Many of these suggestions, and there are more that could be made, will seem a bit radical on first reading, and in some cases they will be difficult to implement right away. Deeply entrenched departmental hierarchies will contravene profound change of any sort regardless of intrinsic merit. Collegium directors will need to be willing to sacrifice early promotion and substantial salary increase because their musicology colleagues and administrations will not recognize and appreciate the value of any of their necessary time-consuming duties. Waiting periods of early instruments from the better makers are now commonly in the area of two to four years; state institutions often find it difficult to operate under such circumstances, and an early instrument collection will not be acquired overnight. Teaching load allotments for full-fledged Collegium operations are inadequate, and they inevitably force the director into positions of compromise. Competing ensemble directors will resist Collegium initiative and only slowly and begrudgingly come to accept the new performance activity as an equal. Some applied faculty will continue to consider the early instruments as antique relics, and only reluctantly will they consider having their students take time away from their modern miracles to develop skills on outdated museum pieces.

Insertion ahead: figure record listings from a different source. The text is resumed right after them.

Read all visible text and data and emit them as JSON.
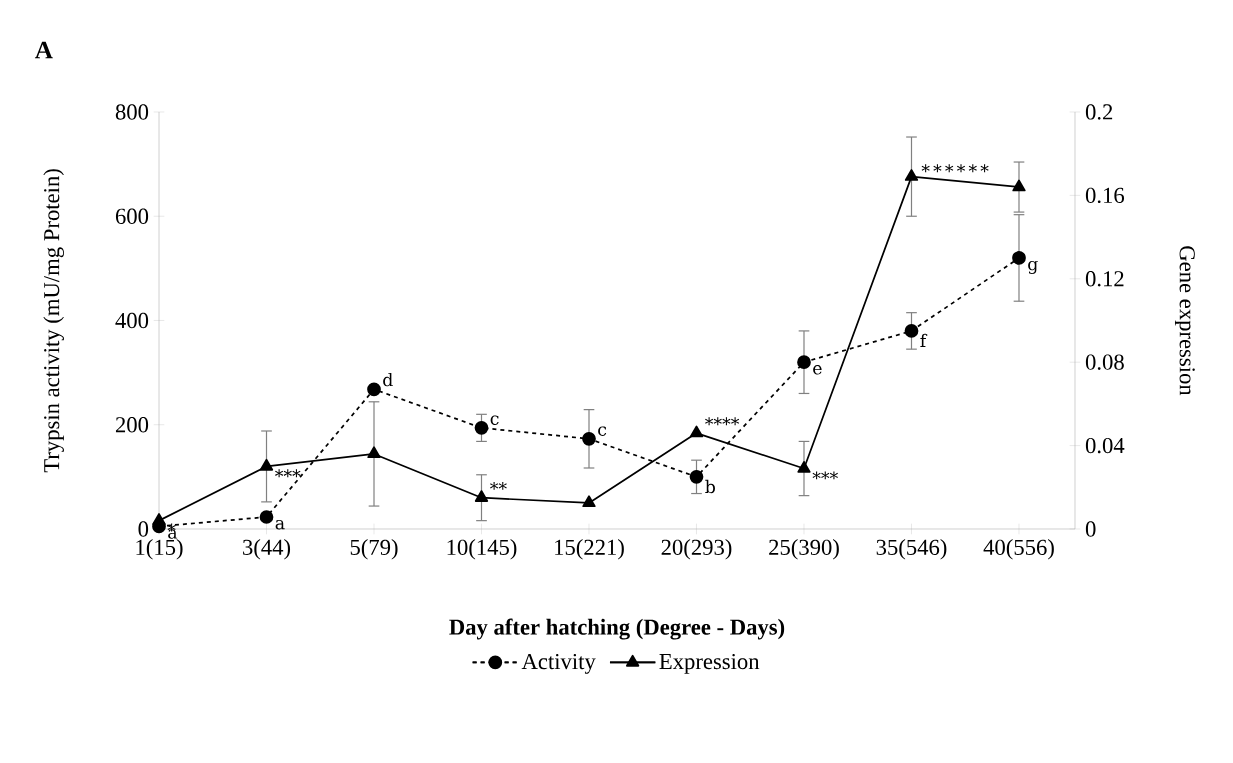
{
  "chart_data": {
    "type": "line",
    "title": "A",
    "xlabel": "Day after hatching (Degree - Days)",
    "ylabel": "Trypsin activity (mU/mg Protein)",
    "y2label": "Gene expression",
    "categories": [
      "1(15)",
      "3(44)",
      "5(79)",
      "10(145)",
      "15(221)",
      "20(293)",
      "25(390)",
      "35(546)",
      "40(556)"
    ],
    "ylim": [
      0,
      800
    ],
    "yticks": [
      0,
      200,
      400,
      600,
      800
    ],
    "y2lim": [
      0,
      0.2
    ],
    "y2ticks": [
      0,
      0.04,
      0.08,
      0.12,
      0.16,
      0.2
    ],
    "legend": "bottom",
    "series": [
      {
        "name": "Activity",
        "color": "#000000",
        "marker": "circle",
        "line_style": "dashed",
        "values": [
          5,
          23,
          268,
          194,
          173,
          100,
          320,
          380,
          520
        ],
        "errors": [
          null,
          null,
          null,
          26,
          56,
          32,
          60,
          35,
          83
        ],
        "value_labels": [
          "a",
          "a",
          "d",
          "c",
          "c",
          "b",
          "e",
          "f",
          "g"
        ]
      },
      {
        "name": "Expression",
        "color": "#000000",
        "marker": "triangle",
        "line_style": "solid",
        "axis": "y2",
        "values": [
          0.004,
          0.03,
          0.036,
          0.015,
          0.0125,
          0.046,
          0.029,
          0.169,
          0.164
        ],
        "errors": [
          null,
          0.017,
          0.025,
          0.011,
          null,
          null,
          0.013,
          0.019,
          0.012
        ],
        "value_labels": [
          "*",
          "***",
          null,
          "**",
          null,
          "****",
          "***",
          "∗∗∗∗∗∗",
          null
        ]
      }
    ]
  }
}
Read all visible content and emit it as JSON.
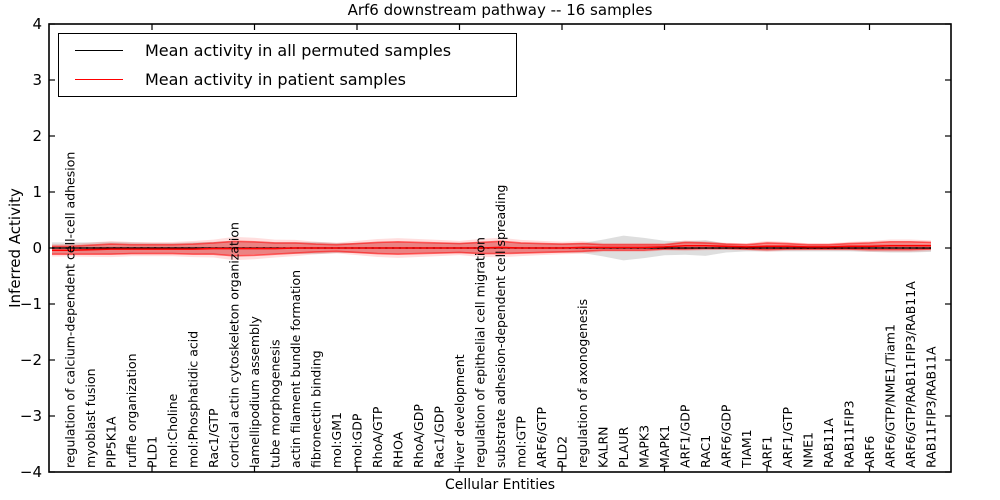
{
  "title": "Arf6 downstream pathway -- 16 samples",
  "xlabel": "Cellular Entities",
  "ylabel": "Inferred Activity",
  "legend": [
    {
      "label": "Mean activity in all permuted samples",
      "color": "#000000"
    },
    {
      "label": "Mean activity in patient samples",
      "color": "#ff0000"
    }
  ],
  "colors": {
    "axis": "#000000",
    "permuted_line": "#000000",
    "patient_line": "#ff0000",
    "permuted_band": "#a0a0a0",
    "patient_band": "#ff0000",
    "background": "#ffffff"
  },
  "chart_data": {
    "type": "line",
    "title": "Arf6 downstream pathway -- 16 samples",
    "xlabel": "Cellular Entities",
    "ylabel": "Inferred Activity",
    "ylim": [
      -4,
      4
    ],
    "ytick_labels": [
      "4",
      "3",
      "2",
      "1",
      "0",
      "−1",
      "−2",
      "−3",
      "−4"
    ],
    "ytick_values": [
      4,
      3,
      2,
      1,
      0,
      -1,
      -2,
      -3,
      -4
    ],
    "grid": false,
    "legend_position": "upper left",
    "categories": [
      "regulation of calcium-dependent cell-cell adhesion",
      "myoblast fusion",
      "PIP5K1A",
      "ruffle organization",
      "PLD1",
      "mol:Choline",
      "mol:Phosphatidic acid",
      "Rac1/GTP",
      "cortical actin cytoskeleton organization",
      "lamellipodium assembly",
      "tube morphogenesis",
      "actin filament bundle formation",
      "fibronectin binding",
      "mol:GM1",
      "mol:GDP",
      "RhoA/GTP",
      "RHOA",
      "RhoA/GDP",
      "Rac1/GDP",
      "liver development",
      "regulation of epithelial cell migration",
      "substrate adhesion-dependent cell spreading",
      "mol:GTP",
      "ARF6/GTP",
      "PLD2",
      "regulation of axonogenesis",
      "KALRN",
      "PLAUR",
      "MAPK3",
      "MAPK1",
      "ARF1/GDP",
      "RAC1",
      "ARF6/GDP",
      "TIAM1",
      "ARF1",
      "ARF1/GTP",
      "NME1",
      "RAB11A",
      "RAB11FIP3",
      "ARF6",
      "ARF6/GTP/NME1/Tiam1",
      "ARF6/GTP/RAB11FIP3/RAB11A",
      "RAB11FIP3/RAB11A"
    ],
    "series": [
      {
        "name": "Mean activity in all permuted samples",
        "color": "#000000",
        "values": [
          0,
          0,
          0,
          0,
          0,
          0,
          0,
          0,
          0,
          0,
          0,
          0,
          0,
          0,
          0,
          0,
          0,
          0,
          0,
          0,
          0,
          0,
          0,
          0,
          0,
          0,
          0,
          0,
          0,
          0,
          0,
          0,
          0,
          0,
          0,
          0,
          0,
          0,
          0,
          0,
          0,
          0,
          0
        ],
        "std": [
          0.1,
          0.1,
          0.11,
          0.1,
          0.09,
          0.09,
          0.1,
          0.11,
          0.12,
          0.11,
          0.1,
          0.1,
          0.11,
          0.09,
          0.09,
          0.1,
          0.1,
          0.09,
          0.09,
          0.09,
          0.1,
          0.1,
          0.09,
          0.08,
          0.08,
          0.09,
          0.15,
          0.22,
          0.18,
          0.13,
          0.12,
          0.14,
          0.08,
          0.06,
          0.06,
          0.06,
          0.06,
          0.06,
          0.06,
          0.07,
          0.08,
          0.08,
          0.07
        ]
      },
      {
        "name": "Mean activity in patient samples",
        "color": "#ff0000",
        "values": [
          -0.04,
          -0.03,
          -0.02,
          -0.02,
          -0.02,
          -0.02,
          -0.02,
          -0.01,
          -0.01,
          -0.01,
          -0.01,
          0,
          0,
          0,
          0,
          0,
          0,
          0,
          0,
          0,
          0,
          0.01,
          0,
          0,
          0,
          0.01,
          0.01,
          0.01,
          0.01,
          0.02,
          0.04,
          0.04,
          0.03,
          0.02,
          0.03,
          0.03,
          0.02,
          0.02,
          0.03,
          0.03,
          0.04,
          0.04,
          0.04
        ],
        "std": [
          0.07,
          0.08,
          0.09,
          0.08,
          0.08,
          0.08,
          0.09,
          0.1,
          0.13,
          0.12,
          0.1,
          0.09,
          0.07,
          0.06,
          0.08,
          0.1,
          0.11,
          0.1,
          0.09,
          0.08,
          0.1,
          0.11,
          0.09,
          0.08,
          0.07,
          0.07,
          0.05,
          0.05,
          0.05,
          0.04,
          0.06,
          0.05,
          0.04,
          0.04,
          0.06,
          0.05,
          0.04,
          0.04,
          0.05,
          0.06,
          0.07,
          0.07,
          0.06
        ]
      }
    ]
  }
}
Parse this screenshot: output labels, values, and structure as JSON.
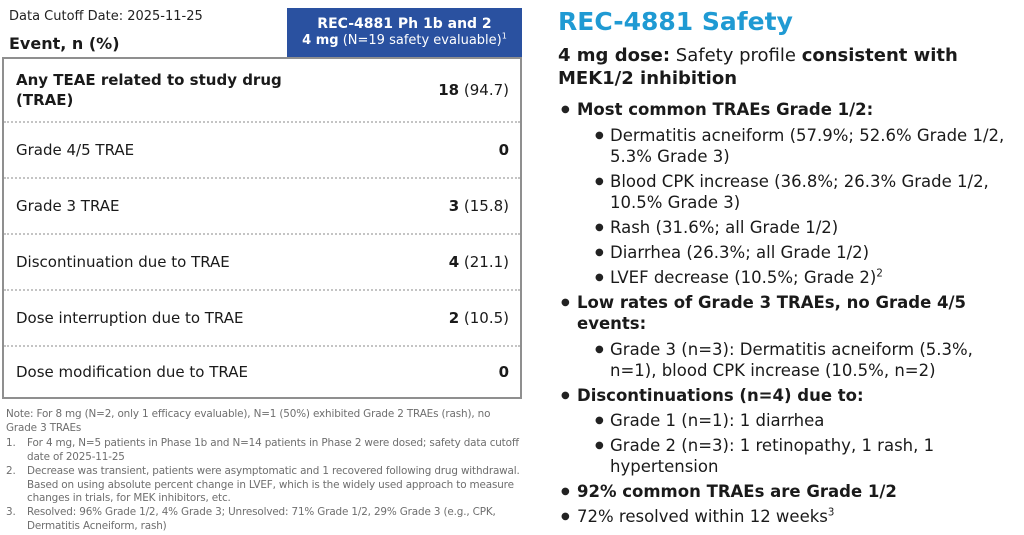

However, despite the very real and sometimes frustrating resistance that will be encountered, a job remains to be done. Organizations like the American Musicological Society, by recently establishing a committee on the Collegium and by providing a systematic and recurring vehicle at national meetings for the presentation and exchange of ideas germane to virtually all aspects of the early music performance paradigm, have responded in an important way to the needs of the Collegium as a fledgling American institution. Journals like the College Music Symposium, Current Musicology, and the American Music Teacher, particularly in the 1960's and early 1970's, have contributed measurably to an understanding of the problems to be faced. And yet we've only begun. The January, 1974 AMS Newsletter front page announcement that performances of the music of Dufay and his contemporaries would be given by various Collegia at the 1974 meeting in Washington generated a grand total of fifteen audition tapes for the Concert Selection Committee. And while by no means an accurate measure of the level of Collegium activities on all American campuses, these few tapes, in view of the tremendous incentive that a Washington meeting should have provided to Collegium directors and students alike to become directly involved, do suggest something of the distance we have yet to travel in the area of early music performance. Hundreds of still undiscovered masterpieces remain untapped, early music delicacies untouched for centuries, awaiting restoration to the medium of living sound. This music should profoundly affect the lives of many more than it does, and every possible effort should be made to recover and restore to life these deserving masterworks in what must be viewed as the culminating commitment of the musicological process.